This map shows how each census "tract" is doing in terms of mail in participation rate. An interactive version of the map is available here. (Graphic courtesy U.S. Census Bureau)
Curtis Knox and Gwen Brown — along with 61 percent of their Northside neighbors — filled out their 2010 Census forms and mailed them in.
“Everybody has to fill [the form] out, because you’ll get in trouble [if you don’t],” Brown said.
The police won’t come knocking on your door because of a missing census form, of course, but starting May 1, Census Bureau workers will.
And they’ll have quite a few Northside doors to knock on, since 39 percent of Northside households haven’t turned in their forms.
This is bad news for Northsiders, because census figures are used to determine how much political representation and how many tax dollars the area will receive during the next 10 years.
Plus, each household that doesn’t mail in a form or mails one in with errors costs taxpayers $57, according to www.2010.census.gov, because workers must call and often visit each household.
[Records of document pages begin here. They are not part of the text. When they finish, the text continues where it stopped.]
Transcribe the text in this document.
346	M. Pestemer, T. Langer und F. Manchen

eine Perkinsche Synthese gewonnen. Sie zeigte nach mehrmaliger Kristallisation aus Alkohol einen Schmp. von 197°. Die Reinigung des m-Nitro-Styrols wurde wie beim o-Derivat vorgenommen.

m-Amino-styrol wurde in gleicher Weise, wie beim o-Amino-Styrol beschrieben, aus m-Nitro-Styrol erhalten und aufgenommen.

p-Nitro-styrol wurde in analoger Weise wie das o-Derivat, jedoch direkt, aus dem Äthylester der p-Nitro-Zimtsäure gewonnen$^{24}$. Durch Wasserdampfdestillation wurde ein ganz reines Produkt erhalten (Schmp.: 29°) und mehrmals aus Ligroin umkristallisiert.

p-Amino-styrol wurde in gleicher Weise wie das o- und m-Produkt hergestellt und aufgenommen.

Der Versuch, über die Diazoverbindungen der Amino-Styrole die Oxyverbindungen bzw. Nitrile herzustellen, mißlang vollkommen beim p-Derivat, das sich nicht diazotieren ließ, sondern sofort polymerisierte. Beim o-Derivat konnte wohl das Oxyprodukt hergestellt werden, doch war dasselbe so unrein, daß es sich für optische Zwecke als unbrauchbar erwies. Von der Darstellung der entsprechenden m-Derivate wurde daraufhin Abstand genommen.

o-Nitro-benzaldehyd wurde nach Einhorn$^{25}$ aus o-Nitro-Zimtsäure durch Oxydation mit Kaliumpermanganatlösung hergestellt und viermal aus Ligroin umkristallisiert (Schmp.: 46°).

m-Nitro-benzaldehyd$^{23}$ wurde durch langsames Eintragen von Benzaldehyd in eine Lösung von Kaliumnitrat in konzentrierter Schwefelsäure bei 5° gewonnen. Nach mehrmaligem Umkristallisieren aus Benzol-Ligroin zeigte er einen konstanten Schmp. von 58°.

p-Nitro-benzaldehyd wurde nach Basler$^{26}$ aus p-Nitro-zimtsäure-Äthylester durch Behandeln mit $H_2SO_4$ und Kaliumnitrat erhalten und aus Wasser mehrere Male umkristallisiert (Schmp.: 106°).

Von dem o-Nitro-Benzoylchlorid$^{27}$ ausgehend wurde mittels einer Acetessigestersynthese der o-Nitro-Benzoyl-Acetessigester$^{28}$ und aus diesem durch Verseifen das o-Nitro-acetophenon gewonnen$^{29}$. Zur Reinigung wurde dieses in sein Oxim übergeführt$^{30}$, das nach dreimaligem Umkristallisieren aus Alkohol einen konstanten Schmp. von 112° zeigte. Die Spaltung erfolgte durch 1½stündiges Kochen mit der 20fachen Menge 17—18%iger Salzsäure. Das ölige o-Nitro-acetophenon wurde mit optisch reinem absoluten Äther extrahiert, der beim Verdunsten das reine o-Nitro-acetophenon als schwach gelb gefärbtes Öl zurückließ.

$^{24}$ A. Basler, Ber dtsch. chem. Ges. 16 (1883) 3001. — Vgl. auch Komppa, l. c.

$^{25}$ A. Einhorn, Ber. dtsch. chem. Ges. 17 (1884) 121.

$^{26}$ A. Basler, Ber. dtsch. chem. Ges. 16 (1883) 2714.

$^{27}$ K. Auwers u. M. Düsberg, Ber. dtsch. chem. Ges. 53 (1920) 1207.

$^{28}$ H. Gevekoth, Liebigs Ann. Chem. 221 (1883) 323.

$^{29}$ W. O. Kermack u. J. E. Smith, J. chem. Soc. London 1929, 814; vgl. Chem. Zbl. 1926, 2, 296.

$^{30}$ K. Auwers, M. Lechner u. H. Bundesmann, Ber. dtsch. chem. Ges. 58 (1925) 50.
The government would save $1.5 billion if every single household filled out its form.
Census Bureau spokesperson Pam Golden said, “[The workers will] come and ask the ten questions and be on their way.” All official census employees will have the proper identification and a badge.
Golden deemed the Northside and much of the City of Pittsburgh a “hard to count area.”
She said these areas are determined by several factors, including high unemployment rates, low participation rates in the 2000 Census, a high concentration of foreign-language speakers.
As of Wednesday, April 14, the Northside’s 61 percent mail in participation rate is lower than the city’s 67 percent rate, which is the same as the national rate. The Northside falls significantly behind Allegheny County’s 74 percent participation rate and Pennsylvania’s 72 percent rate.
The census uses “tracts” determined by its geography department rather than zip codes to count mail in participation rates. A tract “could be a few blocks, could be smaller than a block,” Golden said, but they can also be much larger.
On the Northside, some of the tracts span multiple neighborhoods, making it difficult to determine how each community is responding.
Keeping that in mind, the Northview Heights area had the lowest mail in participation rate, at 43 percent. The Summer Hill area has the highest rate at 80 percent. Tracts that include parts of Brighton Heights and Troy Hill tied for second at 78 percent.
Percentages have been slowly climbing as procrastinators mail in their forms, but only three days remain to do so. After Friday, April 16, any household that has not mailed in a form will be put on a list of households requiring follow up.
If you have lost your form, you should call 1-866-872-6868 to request another form. The number is toll-free. Forms can also be picked up at Questionnaire Assistance Centers at the Woods Run Library in Brighton Heights and the North Shore Community Alliance building in Manchester.
“If they want to stay out of the door-to-door knocking, these are the things to do. [The form] needs to go in the mail by the 16th.” Golden said. “The form is 10 questions long and it literally takes ten minutes to complete.”
Two copies of forms were mailed out to certain city zip codes that were among hard to count areas, Golden said, although she did not know which ones.
The Census Bureau is in the final process of hiring census workers, and is still administering the tests that serve as the application process. Tests are administered at the Allegheny Library on Federal Street, and those interested should call 1-866-861-2010.